Taking rhetoric to work : a dramatistic analysis of organizational leadership in The Office
Demkiw, Julian John
This thesis focuses on ways that rhetorical theory can assist in better understanding the dysfunctions of the modern organizational environment. At its root, organizational dysfunction refers to those parts of our organizations that do not function as we think they should. Dysfunction points to “actions of organizational members that defies and violates shared organizational norms and expectations or core societal values, mores and standards of proper conduct.”1 As an element of focus, this thesis uses Kenneth Burke’s theory of dramatism and dramatistic methods such as pentadic criticism and cluster criticism to analyze leadership actions within the fictional BBC television programme The Office. Using The Office as a representative case study, the analysis applies Burke’s theories, and particularly the pentadic elements of Agent, Scene, and Act to gain a more complete picture of the role an office manager can play in an organization’s dysfunction. A more complete picture can then assist in finding solutions to that dysfunction. Burke’s methods allow for a critic to gain multiple perspectives on the same situation by attributing different terms of the pentad to the same elements of the situation being described. When looking for causes of dysfunction in an organization, often formal leaders are held accountable. But what does it mean to blame the leader? What specific role have they played in the dysfunction? Using Burke’s pentad, this thesis explores three roles that office manager David Brent plays in the organizational dysfunction. The first chapter explores office leader Brent as an Agent of dysfunction and analyzes his own dysfunctions in order to understand the office’s dysfunctions.
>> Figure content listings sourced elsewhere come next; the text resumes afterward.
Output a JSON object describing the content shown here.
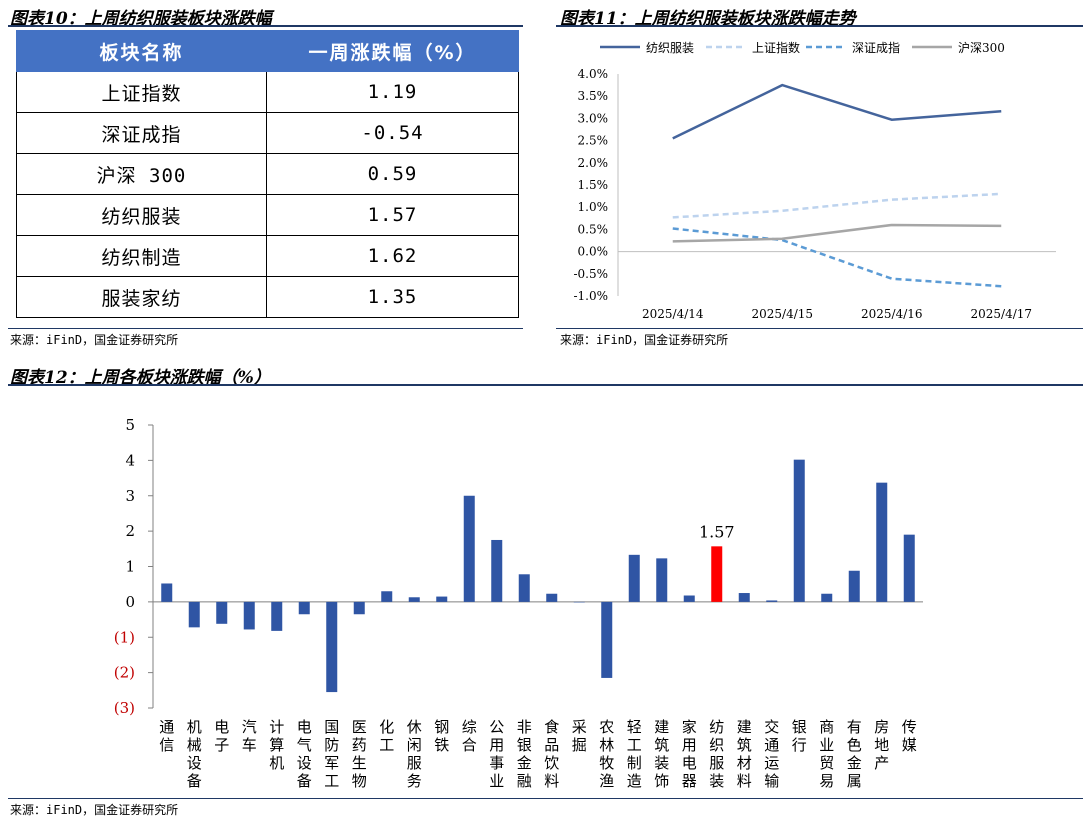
{
  "fig10": {
    "title": "图表10：上周纺织服装板块涨跌幅",
    "headers": [
      "板块名称",
      "一周涨跌幅（%）"
    ],
    "rows": [
      {
        "name": "上证指数",
        "value": "1.19"
      },
      {
        "name": "深证成指",
        "value": "-0.54"
      },
      {
        "name": "沪深 300",
        "value": "0.59"
      },
      {
        "name": "纺织服装",
        "value": "1.57"
      },
      {
        "name": "纺织制造",
        "value": "1.62"
      },
      {
        "name": "服装家纺",
        "value": "1.35"
      }
    ],
    "source": "来源：iFinD，国金证券研究所"
  },
  "fig11": {
    "title": "图表11：上周纺织服装板块涨跌幅走势",
    "source": "来源：iFinD，国金证券研究所"
  },
  "fig12": {
    "title": "图表12：上周各板块涨跌幅（%）",
    "source": "来源：iFinD，国金证券研究所"
  },
  "chart_data": [
    {
      "type": "line",
      "title": "",
      "x": [
        "2025/4/14",
        "2025/4/15",
        "2025/4/16",
        "2025/4/17"
      ],
      "ylim": [
        -0.01,
        0.04
      ],
      "ytick_labels": [
        "-1.0%",
        "-0.5%",
        "0.0%",
        "0.5%",
        "1.0%",
        "1.5%",
        "2.0%",
        "2.5%",
        "3.0%",
        "3.5%",
        "4.0%"
      ],
      "legend_position": "top",
      "series": [
        {
          "name": "纺织服装",
          "style": "solid",
          "color": "#44649c",
          "values": [
            0.0255,
            0.0375,
            0.0297,
            0.0316
          ]
        },
        {
          "name": "上证指数",
          "style": "dashed",
          "color": "#bdd3ee",
          "values": [
            0.0077,
            0.0092,
            0.0117,
            0.013
          ]
        },
        {
          "name": "深证成指",
          "style": "dashed",
          "color": "#5b9bd5",
          "values": [
            0.0052,
            0.0026,
            -0.0061,
            -0.0078
          ]
        },
        {
          "name": "沪深300",
          "style": "solid",
          "color": "#a6a6a6",
          "values": [
            0.0023,
            0.0029,
            0.006,
            0.0058
          ]
        }
      ]
    },
    {
      "type": "bar",
      "title": "",
      "ylim": [
        -3,
        5
      ],
      "ytick_labels": [
        "5",
        "4",
        "3",
        "2",
        "1",
        "0",
        "(1)",
        "(2)",
        "(3)"
      ],
      "negative_tick_color": "#c00000",
      "bar_color": "#2f55a4",
      "highlight_color": "#ff0000",
      "highlight_index": 20,
      "highlight_label": "1.57",
      "categories": [
        "通信",
        "机械设备",
        "电子",
        "汽车",
        "计算机",
        "电气设备",
        "国防军工",
        "医药生物",
        "化工",
        "休闲服务",
        "钢铁",
        "综合",
        "公用事业",
        "非银金融",
        "食品饮料",
        "采掘",
        "农林牧渔",
        "轻工制造",
        "建筑装饰",
        "家用电器",
        "纺织服装",
        "建筑材料",
        "交通运输",
        "银行",
        "商业贸易",
        "有色金属",
        "房地产",
        "传媒"
      ],
      "values": [
        0.52,
        -0.72,
        -0.62,
        -0.78,
        -0.82,
        -0.35,
        -2.55,
        -0.35,
        0.3,
        0.13,
        0.15,
        3.0,
        1.75,
        0.78,
        0.23,
        0.0,
        -2.15,
        1.33,
        1.23,
        0.18,
        1.57,
        0.25,
        0.04,
        4.02,
        0.23,
        0.88,
        3.37,
        1.9
      ]
    }
  ]
}
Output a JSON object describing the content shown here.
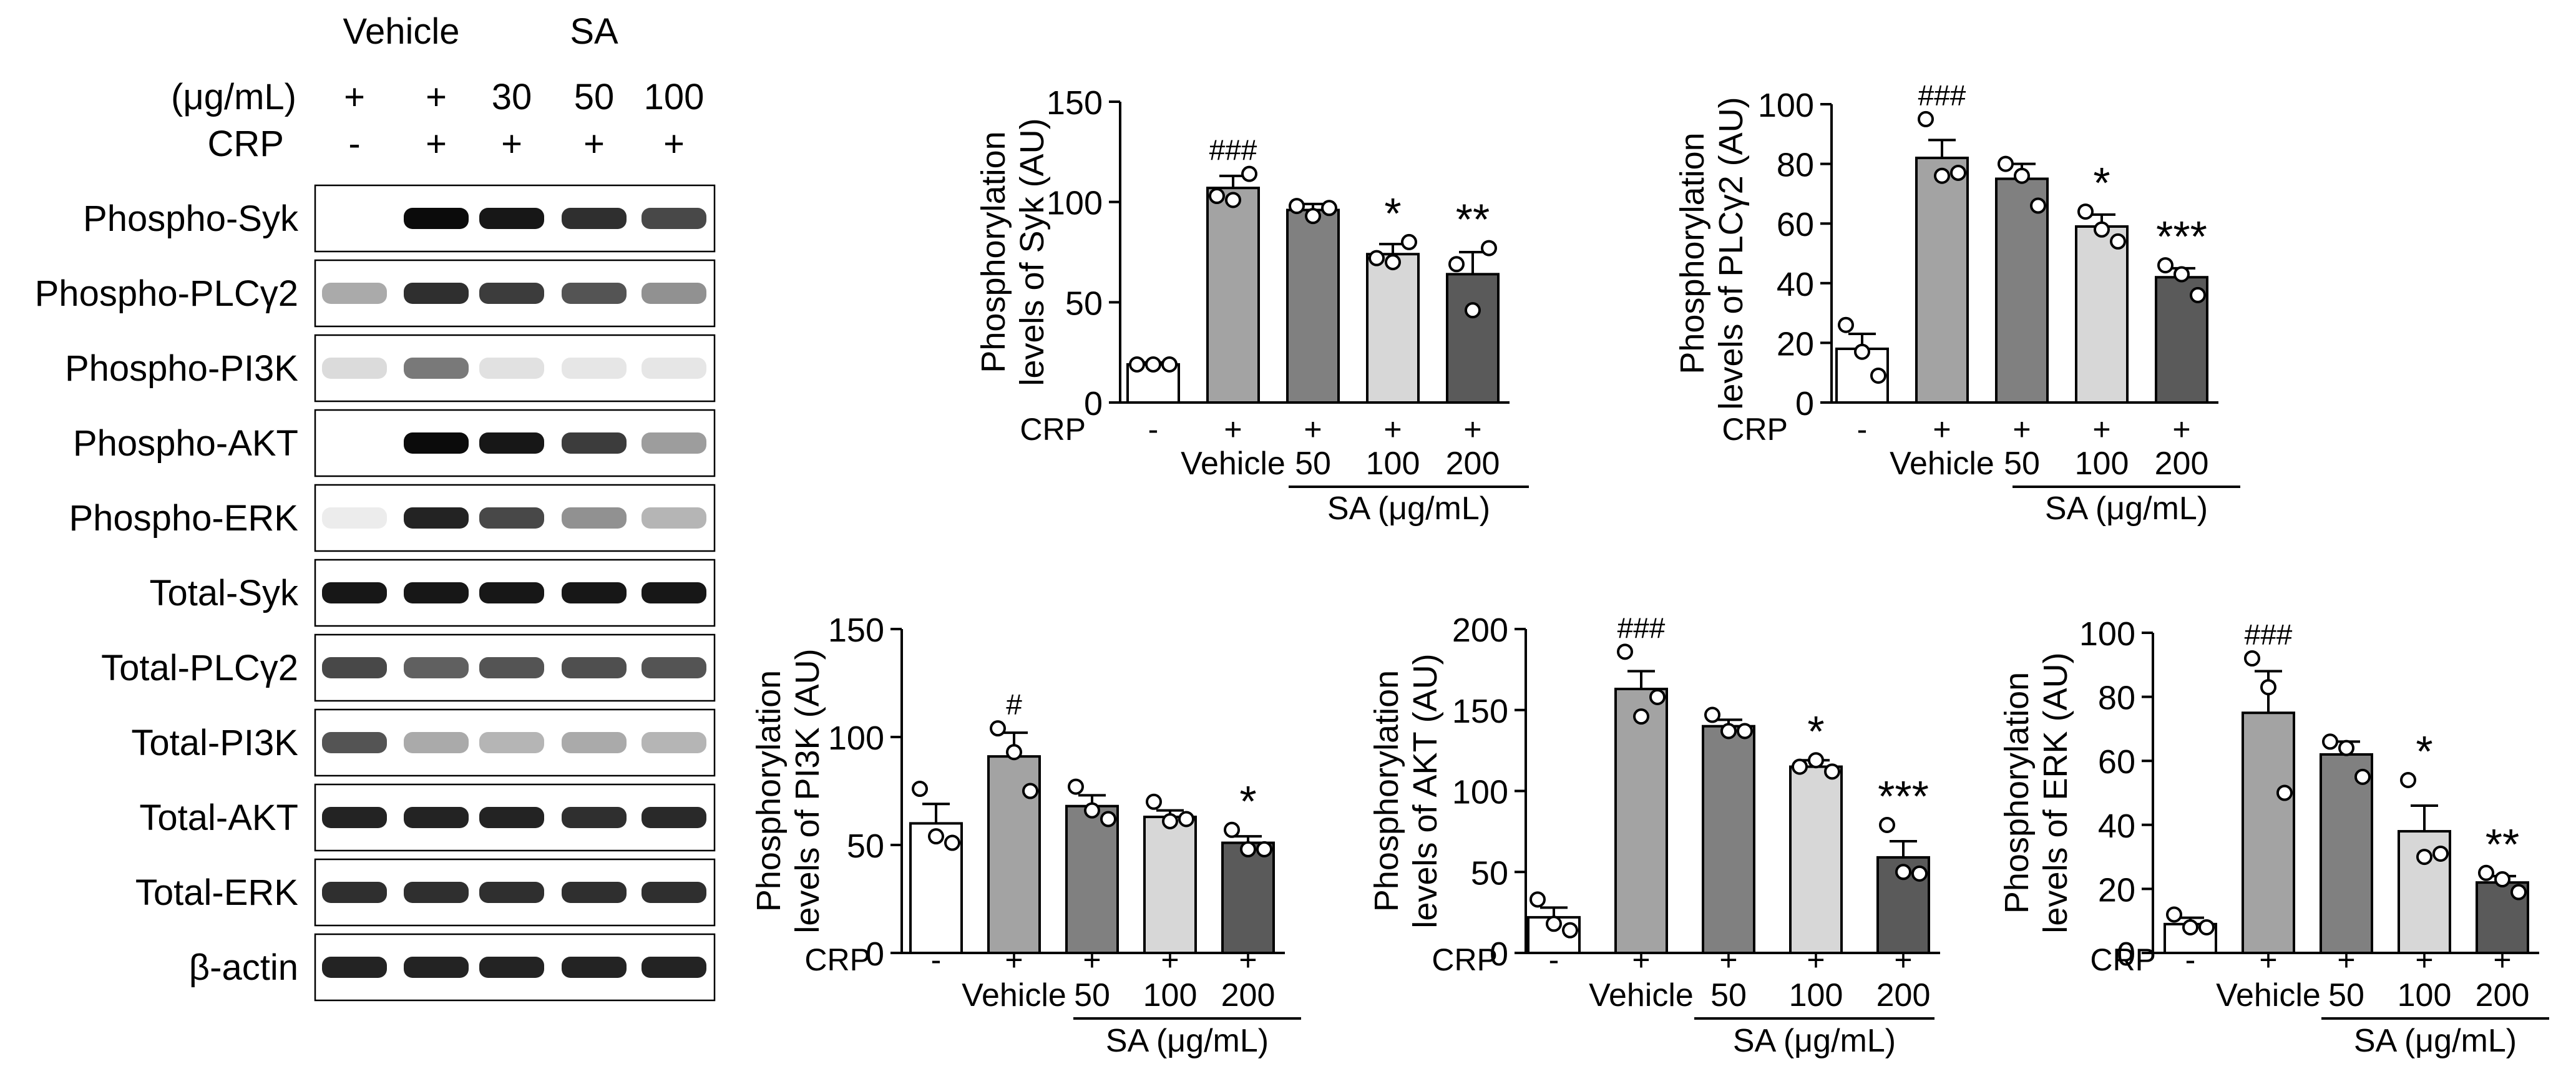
{
  "blot": {
    "vehicle_label": "Vehicle",
    "sa_label": "SA",
    "dose_row": {
      "label": "(μg/mL)",
      "values": [
        "+",
        "+",
        "30",
        "50",
        "100"
      ]
    },
    "crp_row": {
      "label": "CRP",
      "values": [
        "-",
        "+",
        "+",
        "+",
        "+"
      ]
    },
    "lanes": [
      {
        "label": "Phospho-Syk",
        "intensity": [
          0.0,
          1.0,
          0.95,
          0.85,
          0.75
        ]
      },
      {
        "label": "Phospho-PLCγ2",
        "intensity": [
          0.35,
          0.85,
          0.8,
          0.7,
          0.45
        ]
      },
      {
        "label": "Phospho-PI3K",
        "intensity": [
          0.15,
          0.55,
          0.12,
          0.1,
          0.1
        ]
      },
      {
        "label": "Phospho-AKT",
        "intensity": [
          0.0,
          1.0,
          0.95,
          0.8,
          0.4
        ]
      },
      {
        "label": "Phospho-ERK",
        "intensity": [
          0.08,
          0.9,
          0.75,
          0.45,
          0.3
        ]
      },
      {
        "label": "Total-Syk",
        "intensity": [
          0.95,
          0.95,
          0.95,
          0.95,
          0.95
        ]
      },
      {
        "label": "Total-PLCγ2",
        "intensity": [
          0.75,
          0.65,
          0.7,
          0.72,
          0.7
        ]
      },
      {
        "label": "Total-PI3K",
        "intensity": [
          0.7,
          0.35,
          0.3,
          0.35,
          0.3
        ]
      },
      {
        "label": "Total-AKT",
        "intensity": [
          0.9,
          0.9,
          0.9,
          0.85,
          0.88
        ]
      },
      {
        "label": "Total-ERK",
        "intensity": [
          0.85,
          0.85,
          0.85,
          0.85,
          0.85
        ]
      },
      {
        "label": "β-actin",
        "intensity": [
          0.9,
          0.9,
          0.9,
          0.9,
          0.9
        ]
      }
    ]
  },
  "chart_data": [
    {
      "type": "bar",
      "ylabel_line1": "Phosphorylation",
      "ylabel_line2": "levels of Syk (AU)",
      "ylim": [
        0,
        150
      ],
      "yticks": [
        0,
        50,
        100,
        150
      ],
      "crp_label": "CRP",
      "crp_signs": [
        "-",
        "+",
        "+",
        "+",
        "+"
      ],
      "categories": [
        "",
        "Vehicle",
        "50",
        "100",
        "200"
      ],
      "sa_label": "SA (μg/mL)",
      "values": [
        19,
        107,
        96,
        74,
        64
      ],
      "sem": [
        1,
        6,
        3,
        5,
        11
      ],
      "points": [
        [
          19,
          19,
          19
        ],
        [
          103,
          101,
          114
        ],
        [
          98,
          93,
          97
        ],
        [
          72,
          70,
          80
        ],
        [
          69,
          46,
          77
        ]
      ],
      "annotations": [
        "",
        "###",
        "",
        "*",
        "**"
      ]
    },
    {
      "type": "bar",
      "ylabel_line1": "Phosphorylation",
      "ylabel_line2": "levels of PLCγ2 (AU)",
      "ylim": [
        0,
        100
      ],
      "yticks": [
        0,
        20,
        40,
        60,
        80,
        100
      ],
      "crp_label": "CRP",
      "crp_signs": [
        "-",
        "+",
        "+",
        "+",
        "+"
      ],
      "categories": [
        "",
        "Vehicle",
        "50",
        "100",
        "200"
      ],
      "sa_label": "SA (μg/mL)",
      "values": [
        18,
        82,
        75,
        59,
        42
      ],
      "sem": [
        5,
        6,
        5,
        4,
        3
      ],
      "points": [
        [
          26,
          17,
          9
        ],
        [
          95,
          76,
          77
        ],
        [
          80,
          76,
          66
        ],
        [
          64,
          58,
          54
        ],
        [
          46,
          43,
          36
        ]
      ],
      "annotations": [
        "",
        "###",
        "",
        "*",
        "***"
      ]
    },
    {
      "type": "bar",
      "ylabel_line1": "Phosphorylation",
      "ylabel_line2": "levels of PI3K (AU)",
      "ylim": [
        0,
        150
      ],
      "yticks": [
        0,
        50,
        100,
        150
      ],
      "crp_label": "CRP",
      "crp_signs": [
        "-",
        "+",
        "+",
        "+",
        "+"
      ],
      "categories": [
        "",
        "Vehicle",
        "50",
        "100",
        "200"
      ],
      "sa_label": "SA (μg/mL)",
      "values": [
        60,
        91,
        68,
        63,
        51
      ],
      "sem": [
        9,
        11,
        5,
        3,
        3
      ],
      "points": [
        [
          76,
          54,
          51
        ],
        [
          104,
          93,
          75
        ],
        [
          77,
          66,
          62
        ],
        [
          70,
          61,
          62
        ],
        [
          57,
          48,
          48
        ]
      ],
      "annotations": [
        "",
        "#",
        "",
        "",
        "*"
      ]
    },
    {
      "type": "bar",
      "ylabel_line1": "Phosphorylation",
      "ylabel_line2": "levels of AKT (AU)",
      "ylim": [
        0,
        200
      ],
      "yticks": [
        0,
        50,
        100,
        150,
        200
      ],
      "crp_label": "CRP",
      "crp_signs": [
        "-",
        "+",
        "+",
        "+",
        "+"
      ],
      "categories": [
        "",
        "Vehicle",
        "50",
        "100",
        "200"
      ],
      "sa_label": "SA (μg/mL)",
      "values": [
        22,
        163,
        140,
        115,
        59
      ],
      "sem": [
        6,
        11,
        4,
        4,
        10
      ],
      "points": [
        [
          33,
          18,
          14
        ],
        [
          186,
          146,
          158
        ],
        [
          147,
          137,
          137
        ],
        [
          115,
          119,
          112
        ],
        [
          79,
          50,
          49
        ]
      ],
      "annotations": [
        "",
        "###",
        "",
        "*",
        "***"
      ]
    },
    {
      "type": "bar",
      "ylabel_line1": "Phosphorylation",
      "ylabel_line2": "levels of ERK (AU)",
      "ylim": [
        0,
        100
      ],
      "yticks": [
        0,
        20,
        40,
        60,
        80,
        100
      ],
      "crp_label": "CRP",
      "crp_signs": [
        "-",
        "+",
        "+",
        "+",
        "+"
      ],
      "categories": [
        "",
        "Vehicle",
        "50",
        "100",
        "200"
      ],
      "sa_label": "SA (μg/mL)",
      "values": [
        9,
        75,
        62,
        38,
        22
      ],
      "sem": [
        2,
        13,
        4,
        8,
        2
      ],
      "points": [
        [
          12,
          8,
          8
        ],
        [
          92,
          83,
          50
        ],
        [
          66,
          64,
          55
        ],
        [
          54,
          30,
          31
        ],
        [
          25,
          23,
          19
        ]
      ],
      "annotations": [
        "",
        "###",
        "",
        "*",
        "**"
      ]
    }
  ],
  "colors": {
    "bar_fills": [
      "#ffffff",
      "#a3a3a3",
      "#808080",
      "#d7d7d7",
      "#5a5a5a"
    ],
    "ink": "#000000",
    "band": "#0b0b0b",
    "blot_bg": "#ffffff"
  }
}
The second chapter looks at the ramifications for labeling Brent as part of the Scene and analyzes how Brent and other scenic elements combine to create office dysfunction. In the final analysis chapter, Brent is labeled as an Act of dysfunction himself which positions Brent as a mere symptom of a larger dysfunction within the organization. The perspectives are combined and contrasted to reveal insights that may have been previously hidden proving that rhetorical theory is a valuable approach to better understand organizations and the people within them. 1 Y. Vardi and Y. Weiner. “Misbehaviour in Organizations: A Motivational Framework”, Organizational Science, (7,1996) 151-65.